Het dorp werd daarbij niet in de steek gelaten door de schaakgemeenschap. Max Euwe, de wereldkampioen van 1935, aanvaardde een uitnodiging voor een simultaanwedstrijd in Putten op 13 april 1946 om geld op te halen voor de plaatselijke jeugd. ‘Euwe zegde belangeloos toe,’ las Van Cappellen in het jaarverslag. Kort daarna werd de vereniging uitgebreid met een jeugdafdeling.
En ook de Schaakbond kwam in actie. Door heel het land werden correspondentiewedstrijden opgezet, waarbij de deelnemers elkaar via de post de volgende zet doorstuurden. De opbrengst van het inleggeld was voor Putten, waarbij voor één keer ook niet-leden van de bond mee mochten doen. Er werd ruim 1250 gulden opgehaald, vergelijkbaar met 7000 euro in onze tijd.
Herdenken
Zo’n tachtig jaar na de oorlog spelen de herdenkingen van de razzia nog steeds een enorme rol in Putten. “Die 2e oktober is voor ons eigenlijk de Dodenherdenking.”
Er is alleen bijna niemand meer uit die tijd zelf, die hierover kan vertellen.
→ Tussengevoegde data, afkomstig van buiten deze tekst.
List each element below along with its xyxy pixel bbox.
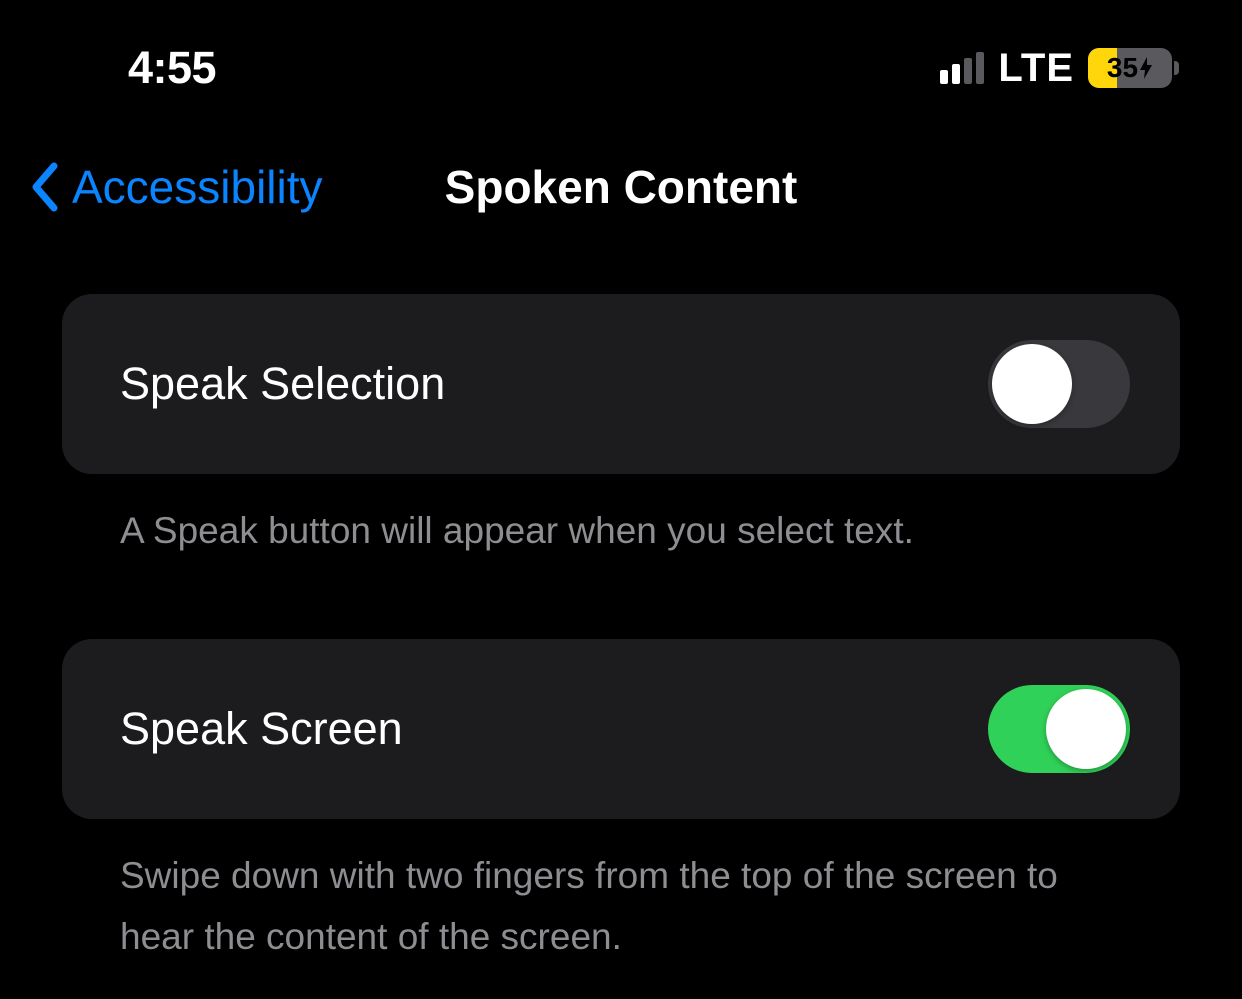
battery-percent: 35 — [1107, 52, 1138, 84]
setting-row-speak-selection[interactable]: Speak Selection — [62, 294, 1180, 474]
battery-indicator: 35 — [1088, 48, 1172, 88]
status-bar: 4:55 LTE 35 — [0, 0, 1242, 100]
setting-label: Speak Selection — [120, 358, 445, 410]
speak-selection-toggle[interactable] — [988, 340, 1130, 428]
page-title: Spoken Content — [445, 160, 798, 214]
settings-list: Speak Selection A Speak button will appe… — [0, 244, 1242, 967]
setting-group-speak-selection: Speak Selection A Speak button will appe… — [62, 294, 1180, 561]
back-button[interactable]: Accessibility — [30, 160, 323, 214]
status-time: 4:55 — [128, 42, 216, 94]
speak-screen-toggle[interactable] — [988, 685, 1130, 773]
setting-label: Speak Screen — [120, 703, 403, 755]
setting-description: A Speak button will appear when you sele… — [62, 474, 1180, 561]
toggle-knob — [1046, 689, 1126, 769]
network-label: LTE — [998, 46, 1074, 91]
back-label: Accessibility — [72, 160, 323, 214]
charging-bolt-icon — [1139, 57, 1153, 79]
nav-header: Accessibility Spoken Content — [0, 100, 1242, 244]
setting-description: Swipe down with two fingers from the top… — [62, 819, 1180, 967]
cellular-signal-icon — [940, 52, 984, 84]
toggle-knob — [992, 344, 1072, 424]
setting-group-speak-screen: Speak Screen Swipe down with two fingers… — [62, 639, 1180, 967]
status-right: LTE 35 — [940, 46, 1172, 91]
chevron-left-icon — [30, 162, 60, 212]
setting-row-speak-screen[interactable]: Speak Screen — [62, 639, 1180, 819]
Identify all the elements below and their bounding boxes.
Wellicht kan het verhaal van de omgekomen schakers dan een rol spelen om de razzia nooit te vergeten, zo denkt Van Cappellen, om zo de jonge leden van nu aan te spreken. “Het is misschien wel iets om daar wat mee te doen.”
En dan kan ook het lot van Co van den Brink worden besproken, die vanwege zijn dienstplicht in 1940 tijdelijk zijn lidmaatschap had opgezegd. Hij werd na zijn terugkomst Wachtmeester bij de Marechaussee, maar dook in 1943 onder, omdat hij het dienstbevel negeerde om een bejaarde joodse vrouw vanuit een ziekenhuis te deporteren naar Kamp Westerbork. Op 30 november 1944 werd hij doodgeschoten na een mislukte overval op een Duitse patrouille, kort nadat hij een schaaktoernooi voor onderduikers had gewonnen.